This is the diary of our family sailing voyage aboard a 46 Foot Sailing Catamaran. We are Michael and Barb, with our children Danielle and Harrison who were 11 and 8 when we started in October 2009 from San Diego. We've been cruising through Mexico and the next leg of our travels takes us to the South Pacific.
You can contact us by email at firstname.lastname@example.org or email@example.com.
It's now looking like Thursday for departure day at the very earliest. The weather report this morning on the VHF radio net advised that there is still no wind to take us to the trade winds, and in fact no trade winds in the trade winds. That last part sounds a little ridiculous, I know, but I don't profess to understand weather at all. We are used to waiting for wind, though, so that's not a problem. The problem seems to be a weird weather phenomenon that is bringing severe weather cells into the Pacific over the next week that are out of character for this time of year.

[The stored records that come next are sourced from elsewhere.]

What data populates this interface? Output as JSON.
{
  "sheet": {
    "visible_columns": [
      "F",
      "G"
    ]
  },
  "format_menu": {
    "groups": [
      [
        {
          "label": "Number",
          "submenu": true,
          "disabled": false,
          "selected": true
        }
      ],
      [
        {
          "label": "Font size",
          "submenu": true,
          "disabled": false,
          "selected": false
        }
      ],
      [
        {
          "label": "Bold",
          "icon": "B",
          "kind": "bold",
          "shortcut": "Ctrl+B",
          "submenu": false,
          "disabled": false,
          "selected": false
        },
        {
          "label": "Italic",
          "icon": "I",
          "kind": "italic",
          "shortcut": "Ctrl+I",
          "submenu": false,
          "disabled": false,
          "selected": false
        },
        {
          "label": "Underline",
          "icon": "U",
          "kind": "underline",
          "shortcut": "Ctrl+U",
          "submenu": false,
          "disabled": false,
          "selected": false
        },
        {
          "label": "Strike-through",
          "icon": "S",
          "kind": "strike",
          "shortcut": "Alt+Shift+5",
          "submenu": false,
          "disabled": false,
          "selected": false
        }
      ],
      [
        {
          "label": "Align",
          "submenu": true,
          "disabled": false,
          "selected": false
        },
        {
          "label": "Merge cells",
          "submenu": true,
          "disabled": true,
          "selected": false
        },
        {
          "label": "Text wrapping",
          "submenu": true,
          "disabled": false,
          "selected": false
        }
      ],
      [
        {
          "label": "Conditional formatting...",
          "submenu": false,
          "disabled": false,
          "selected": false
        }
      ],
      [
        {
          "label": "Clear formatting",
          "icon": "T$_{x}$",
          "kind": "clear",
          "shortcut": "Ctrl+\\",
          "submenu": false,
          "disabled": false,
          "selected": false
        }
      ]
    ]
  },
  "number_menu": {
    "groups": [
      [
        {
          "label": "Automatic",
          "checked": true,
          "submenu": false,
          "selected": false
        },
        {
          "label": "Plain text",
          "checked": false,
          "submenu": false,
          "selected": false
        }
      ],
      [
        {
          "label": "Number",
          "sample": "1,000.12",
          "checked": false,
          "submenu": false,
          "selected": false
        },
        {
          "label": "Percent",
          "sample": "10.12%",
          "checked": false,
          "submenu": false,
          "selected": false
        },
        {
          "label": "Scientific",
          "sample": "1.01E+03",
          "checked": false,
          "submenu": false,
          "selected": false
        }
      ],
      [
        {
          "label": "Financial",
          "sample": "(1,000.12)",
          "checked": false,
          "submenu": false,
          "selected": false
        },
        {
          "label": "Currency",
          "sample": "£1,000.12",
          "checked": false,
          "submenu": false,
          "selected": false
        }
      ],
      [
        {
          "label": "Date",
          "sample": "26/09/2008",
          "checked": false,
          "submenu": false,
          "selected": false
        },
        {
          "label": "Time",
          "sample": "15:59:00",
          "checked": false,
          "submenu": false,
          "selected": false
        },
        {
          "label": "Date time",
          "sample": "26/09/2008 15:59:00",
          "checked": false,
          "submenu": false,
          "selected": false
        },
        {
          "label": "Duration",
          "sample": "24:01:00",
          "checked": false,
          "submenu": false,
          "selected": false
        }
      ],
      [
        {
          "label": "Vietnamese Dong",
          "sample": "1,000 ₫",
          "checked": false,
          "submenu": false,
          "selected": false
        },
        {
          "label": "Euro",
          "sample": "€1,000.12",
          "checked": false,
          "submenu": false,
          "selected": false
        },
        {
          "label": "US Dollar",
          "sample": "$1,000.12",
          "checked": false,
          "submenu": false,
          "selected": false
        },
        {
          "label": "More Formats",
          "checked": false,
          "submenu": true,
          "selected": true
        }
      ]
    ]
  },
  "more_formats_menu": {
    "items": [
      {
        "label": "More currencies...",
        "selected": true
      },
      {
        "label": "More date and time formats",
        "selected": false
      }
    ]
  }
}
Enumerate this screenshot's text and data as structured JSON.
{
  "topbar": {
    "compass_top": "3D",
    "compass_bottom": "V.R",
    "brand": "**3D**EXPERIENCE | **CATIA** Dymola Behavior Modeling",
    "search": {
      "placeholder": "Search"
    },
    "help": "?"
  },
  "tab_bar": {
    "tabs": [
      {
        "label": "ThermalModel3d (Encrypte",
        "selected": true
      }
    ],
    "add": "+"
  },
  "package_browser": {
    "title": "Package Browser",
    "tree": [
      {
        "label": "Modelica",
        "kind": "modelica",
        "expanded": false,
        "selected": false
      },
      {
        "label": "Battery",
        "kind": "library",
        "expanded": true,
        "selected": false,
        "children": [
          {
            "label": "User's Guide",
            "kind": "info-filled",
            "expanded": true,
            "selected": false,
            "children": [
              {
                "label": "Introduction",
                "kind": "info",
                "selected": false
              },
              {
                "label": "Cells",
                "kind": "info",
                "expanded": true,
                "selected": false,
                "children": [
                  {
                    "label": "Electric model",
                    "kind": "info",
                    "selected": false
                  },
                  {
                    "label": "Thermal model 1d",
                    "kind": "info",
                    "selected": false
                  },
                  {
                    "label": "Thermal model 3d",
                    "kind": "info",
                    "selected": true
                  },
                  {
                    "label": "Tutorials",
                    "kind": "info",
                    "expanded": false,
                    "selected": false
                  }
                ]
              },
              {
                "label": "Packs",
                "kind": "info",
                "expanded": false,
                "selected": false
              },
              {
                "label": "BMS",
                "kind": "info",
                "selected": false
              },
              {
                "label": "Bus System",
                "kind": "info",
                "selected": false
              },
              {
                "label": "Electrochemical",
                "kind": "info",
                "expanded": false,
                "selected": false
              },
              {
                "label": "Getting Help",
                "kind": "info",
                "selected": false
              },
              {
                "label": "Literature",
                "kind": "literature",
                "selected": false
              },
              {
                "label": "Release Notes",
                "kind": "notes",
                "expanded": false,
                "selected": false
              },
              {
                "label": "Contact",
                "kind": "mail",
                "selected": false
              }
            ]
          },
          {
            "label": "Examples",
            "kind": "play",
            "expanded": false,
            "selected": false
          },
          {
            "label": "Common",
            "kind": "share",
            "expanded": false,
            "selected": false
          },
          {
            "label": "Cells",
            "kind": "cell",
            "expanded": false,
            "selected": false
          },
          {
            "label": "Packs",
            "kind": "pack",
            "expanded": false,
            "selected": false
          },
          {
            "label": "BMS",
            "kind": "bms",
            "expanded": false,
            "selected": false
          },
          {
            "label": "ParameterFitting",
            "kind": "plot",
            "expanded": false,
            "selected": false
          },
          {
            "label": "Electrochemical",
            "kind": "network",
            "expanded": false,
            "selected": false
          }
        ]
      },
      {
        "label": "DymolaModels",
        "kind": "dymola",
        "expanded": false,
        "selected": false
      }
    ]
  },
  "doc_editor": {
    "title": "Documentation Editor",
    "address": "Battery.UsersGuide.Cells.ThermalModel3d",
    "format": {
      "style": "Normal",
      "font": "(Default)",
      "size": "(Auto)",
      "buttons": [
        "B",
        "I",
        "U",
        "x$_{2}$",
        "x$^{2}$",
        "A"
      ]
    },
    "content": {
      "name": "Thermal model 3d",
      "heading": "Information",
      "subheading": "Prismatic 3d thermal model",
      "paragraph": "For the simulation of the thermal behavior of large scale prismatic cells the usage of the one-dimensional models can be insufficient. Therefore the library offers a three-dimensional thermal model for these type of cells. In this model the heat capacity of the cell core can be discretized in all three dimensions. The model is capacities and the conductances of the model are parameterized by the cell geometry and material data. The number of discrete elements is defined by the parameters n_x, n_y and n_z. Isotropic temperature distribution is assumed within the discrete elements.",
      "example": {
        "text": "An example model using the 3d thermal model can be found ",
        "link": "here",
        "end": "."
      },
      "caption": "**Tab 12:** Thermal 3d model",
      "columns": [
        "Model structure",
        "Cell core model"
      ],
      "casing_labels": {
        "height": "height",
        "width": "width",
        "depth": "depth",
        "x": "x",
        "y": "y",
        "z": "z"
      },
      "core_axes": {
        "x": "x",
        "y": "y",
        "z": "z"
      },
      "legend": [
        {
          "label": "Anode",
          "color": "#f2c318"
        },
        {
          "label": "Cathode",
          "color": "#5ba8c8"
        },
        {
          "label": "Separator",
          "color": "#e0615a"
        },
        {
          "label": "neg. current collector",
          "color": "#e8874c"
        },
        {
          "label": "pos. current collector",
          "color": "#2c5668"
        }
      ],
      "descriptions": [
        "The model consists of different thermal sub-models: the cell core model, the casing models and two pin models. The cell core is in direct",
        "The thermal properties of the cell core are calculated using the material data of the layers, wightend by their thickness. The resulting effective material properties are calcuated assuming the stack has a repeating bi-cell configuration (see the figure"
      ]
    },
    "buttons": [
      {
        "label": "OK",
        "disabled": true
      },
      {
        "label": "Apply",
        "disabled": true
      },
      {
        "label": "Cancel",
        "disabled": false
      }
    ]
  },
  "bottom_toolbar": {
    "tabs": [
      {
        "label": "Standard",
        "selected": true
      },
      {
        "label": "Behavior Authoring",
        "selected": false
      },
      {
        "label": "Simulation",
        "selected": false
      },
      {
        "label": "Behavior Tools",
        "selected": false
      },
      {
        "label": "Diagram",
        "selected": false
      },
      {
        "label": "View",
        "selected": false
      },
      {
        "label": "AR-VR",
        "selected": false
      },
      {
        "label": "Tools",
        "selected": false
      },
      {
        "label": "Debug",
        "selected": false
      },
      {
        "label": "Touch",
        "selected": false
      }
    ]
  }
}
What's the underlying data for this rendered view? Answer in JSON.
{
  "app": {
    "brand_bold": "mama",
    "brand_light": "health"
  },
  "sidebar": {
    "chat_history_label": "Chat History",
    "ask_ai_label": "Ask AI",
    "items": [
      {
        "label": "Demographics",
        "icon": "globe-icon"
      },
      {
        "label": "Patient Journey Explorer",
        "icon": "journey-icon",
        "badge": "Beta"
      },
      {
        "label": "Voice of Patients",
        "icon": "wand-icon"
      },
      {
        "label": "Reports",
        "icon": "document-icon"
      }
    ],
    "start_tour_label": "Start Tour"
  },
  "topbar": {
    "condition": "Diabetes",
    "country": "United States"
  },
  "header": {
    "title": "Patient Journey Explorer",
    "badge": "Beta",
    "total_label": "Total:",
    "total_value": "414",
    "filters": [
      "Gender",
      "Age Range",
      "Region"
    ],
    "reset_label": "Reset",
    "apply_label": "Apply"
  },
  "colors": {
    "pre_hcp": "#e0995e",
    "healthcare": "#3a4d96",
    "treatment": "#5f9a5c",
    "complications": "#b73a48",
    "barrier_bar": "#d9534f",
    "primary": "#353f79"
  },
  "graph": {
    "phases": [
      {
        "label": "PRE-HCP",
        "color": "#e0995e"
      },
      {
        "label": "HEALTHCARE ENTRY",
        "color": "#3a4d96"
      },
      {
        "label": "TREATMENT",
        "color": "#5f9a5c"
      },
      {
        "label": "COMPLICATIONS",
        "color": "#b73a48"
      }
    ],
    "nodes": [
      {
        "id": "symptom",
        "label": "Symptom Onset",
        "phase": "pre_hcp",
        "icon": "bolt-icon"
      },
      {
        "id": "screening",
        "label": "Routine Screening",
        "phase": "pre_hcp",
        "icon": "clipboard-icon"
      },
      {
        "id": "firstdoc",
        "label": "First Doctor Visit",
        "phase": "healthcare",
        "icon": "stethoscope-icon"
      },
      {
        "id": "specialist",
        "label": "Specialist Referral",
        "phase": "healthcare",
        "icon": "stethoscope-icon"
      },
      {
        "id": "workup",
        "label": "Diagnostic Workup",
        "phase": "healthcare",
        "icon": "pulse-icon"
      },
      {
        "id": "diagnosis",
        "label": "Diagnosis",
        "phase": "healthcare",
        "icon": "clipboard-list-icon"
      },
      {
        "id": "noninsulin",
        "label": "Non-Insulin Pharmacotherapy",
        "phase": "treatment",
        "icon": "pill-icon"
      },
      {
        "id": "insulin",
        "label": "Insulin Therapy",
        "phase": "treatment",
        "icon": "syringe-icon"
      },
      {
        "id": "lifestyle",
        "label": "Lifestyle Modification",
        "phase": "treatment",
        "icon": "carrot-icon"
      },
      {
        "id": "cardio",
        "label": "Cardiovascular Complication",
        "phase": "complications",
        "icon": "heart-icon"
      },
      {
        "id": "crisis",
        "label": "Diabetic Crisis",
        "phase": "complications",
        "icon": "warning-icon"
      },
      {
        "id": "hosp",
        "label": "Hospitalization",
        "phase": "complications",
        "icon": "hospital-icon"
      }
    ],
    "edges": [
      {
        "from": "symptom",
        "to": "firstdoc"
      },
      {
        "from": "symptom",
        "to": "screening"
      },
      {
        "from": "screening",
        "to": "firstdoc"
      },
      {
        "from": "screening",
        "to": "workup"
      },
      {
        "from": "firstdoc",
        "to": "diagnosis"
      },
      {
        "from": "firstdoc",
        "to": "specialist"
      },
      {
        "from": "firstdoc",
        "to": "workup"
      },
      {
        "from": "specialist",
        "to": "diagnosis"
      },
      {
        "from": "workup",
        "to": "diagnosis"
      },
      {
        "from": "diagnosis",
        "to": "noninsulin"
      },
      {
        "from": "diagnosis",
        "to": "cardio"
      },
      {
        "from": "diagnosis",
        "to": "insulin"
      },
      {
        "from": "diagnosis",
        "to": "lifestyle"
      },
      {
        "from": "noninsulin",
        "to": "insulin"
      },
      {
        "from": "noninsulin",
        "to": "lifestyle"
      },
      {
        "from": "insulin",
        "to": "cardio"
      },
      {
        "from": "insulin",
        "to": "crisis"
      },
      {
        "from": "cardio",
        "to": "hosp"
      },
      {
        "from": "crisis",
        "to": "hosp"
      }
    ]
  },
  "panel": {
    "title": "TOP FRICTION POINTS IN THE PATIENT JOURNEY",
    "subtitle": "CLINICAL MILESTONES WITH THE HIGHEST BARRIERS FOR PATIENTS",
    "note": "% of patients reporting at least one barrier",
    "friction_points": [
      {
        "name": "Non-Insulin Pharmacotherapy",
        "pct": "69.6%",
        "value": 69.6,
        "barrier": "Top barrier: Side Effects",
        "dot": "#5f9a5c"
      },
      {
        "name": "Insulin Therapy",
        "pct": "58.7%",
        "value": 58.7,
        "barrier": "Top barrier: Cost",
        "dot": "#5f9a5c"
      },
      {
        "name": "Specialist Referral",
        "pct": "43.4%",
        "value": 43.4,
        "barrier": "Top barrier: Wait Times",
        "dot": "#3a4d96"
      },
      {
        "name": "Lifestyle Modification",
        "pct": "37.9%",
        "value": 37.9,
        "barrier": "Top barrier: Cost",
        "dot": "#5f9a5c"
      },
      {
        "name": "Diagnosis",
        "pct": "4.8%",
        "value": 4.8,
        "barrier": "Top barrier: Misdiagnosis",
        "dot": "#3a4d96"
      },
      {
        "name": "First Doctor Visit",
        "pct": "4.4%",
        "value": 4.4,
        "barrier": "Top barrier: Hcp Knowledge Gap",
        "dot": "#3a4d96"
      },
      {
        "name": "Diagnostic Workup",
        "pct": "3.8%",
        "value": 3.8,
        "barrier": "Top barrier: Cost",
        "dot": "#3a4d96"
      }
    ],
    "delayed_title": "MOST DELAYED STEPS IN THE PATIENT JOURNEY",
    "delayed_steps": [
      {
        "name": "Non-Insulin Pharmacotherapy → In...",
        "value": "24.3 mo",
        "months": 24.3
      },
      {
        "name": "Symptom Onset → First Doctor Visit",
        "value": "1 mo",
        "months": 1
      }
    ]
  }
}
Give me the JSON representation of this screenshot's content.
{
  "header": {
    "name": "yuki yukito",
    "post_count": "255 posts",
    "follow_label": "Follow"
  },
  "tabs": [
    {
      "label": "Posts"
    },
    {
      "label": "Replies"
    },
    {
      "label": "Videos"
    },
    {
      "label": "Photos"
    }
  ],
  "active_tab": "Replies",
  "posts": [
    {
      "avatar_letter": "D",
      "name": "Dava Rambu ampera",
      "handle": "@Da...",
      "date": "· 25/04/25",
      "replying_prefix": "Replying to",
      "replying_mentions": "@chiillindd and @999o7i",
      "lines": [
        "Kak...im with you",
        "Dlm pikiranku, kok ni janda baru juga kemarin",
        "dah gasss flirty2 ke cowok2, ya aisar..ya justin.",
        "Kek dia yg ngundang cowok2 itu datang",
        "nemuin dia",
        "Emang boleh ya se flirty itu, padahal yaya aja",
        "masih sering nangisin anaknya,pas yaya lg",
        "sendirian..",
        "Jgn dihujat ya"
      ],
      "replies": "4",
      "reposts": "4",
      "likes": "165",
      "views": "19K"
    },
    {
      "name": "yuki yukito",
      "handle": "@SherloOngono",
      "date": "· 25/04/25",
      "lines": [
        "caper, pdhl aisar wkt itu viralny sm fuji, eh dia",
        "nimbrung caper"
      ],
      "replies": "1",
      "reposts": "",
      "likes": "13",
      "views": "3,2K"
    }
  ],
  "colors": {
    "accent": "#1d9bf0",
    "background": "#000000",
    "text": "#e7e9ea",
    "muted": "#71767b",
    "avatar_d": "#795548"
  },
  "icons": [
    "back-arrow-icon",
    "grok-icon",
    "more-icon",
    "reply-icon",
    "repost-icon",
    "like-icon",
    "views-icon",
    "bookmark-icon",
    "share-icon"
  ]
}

Or so the morning net reported. Again, I don't profess to understand the weather, and up until now, we've been satisfied to listen to the nets and go when they say we should go. However, this time around, Michael decided he needed to understand this so-called phenomenon, and spent the day today learning to read the weather reports and the trends. Since we've been ready to go now for two days, what else does he have to do? He is pretty convinced after a thorough study, review and collaboration with other cruisers heading to the South Pacific that Thursday is the day to go. That's when the winds will pick up to carry us to the trades, and that's when the trades will come alive doing what the trades do best. He is also assured, through various sources and cross references, that these weird weather cells will not interfere with our passage.
And what did I do all day on the wait? I feel like I'm waiting for a baby to come. I'm all ready for it, but not sure when, over the next couple of weeks, it'll be here. So I'm nesting. I cleaned today. I vacuumed the cockpit and salon rugs, which required me hauling out the real heavy duty vacuum from under Harrison's bed. I cleaned and waxed the chrome plate on the faucets in all the bathrooms. And I tidied and stowed away a lot of stuff that I had planned on doing while underway.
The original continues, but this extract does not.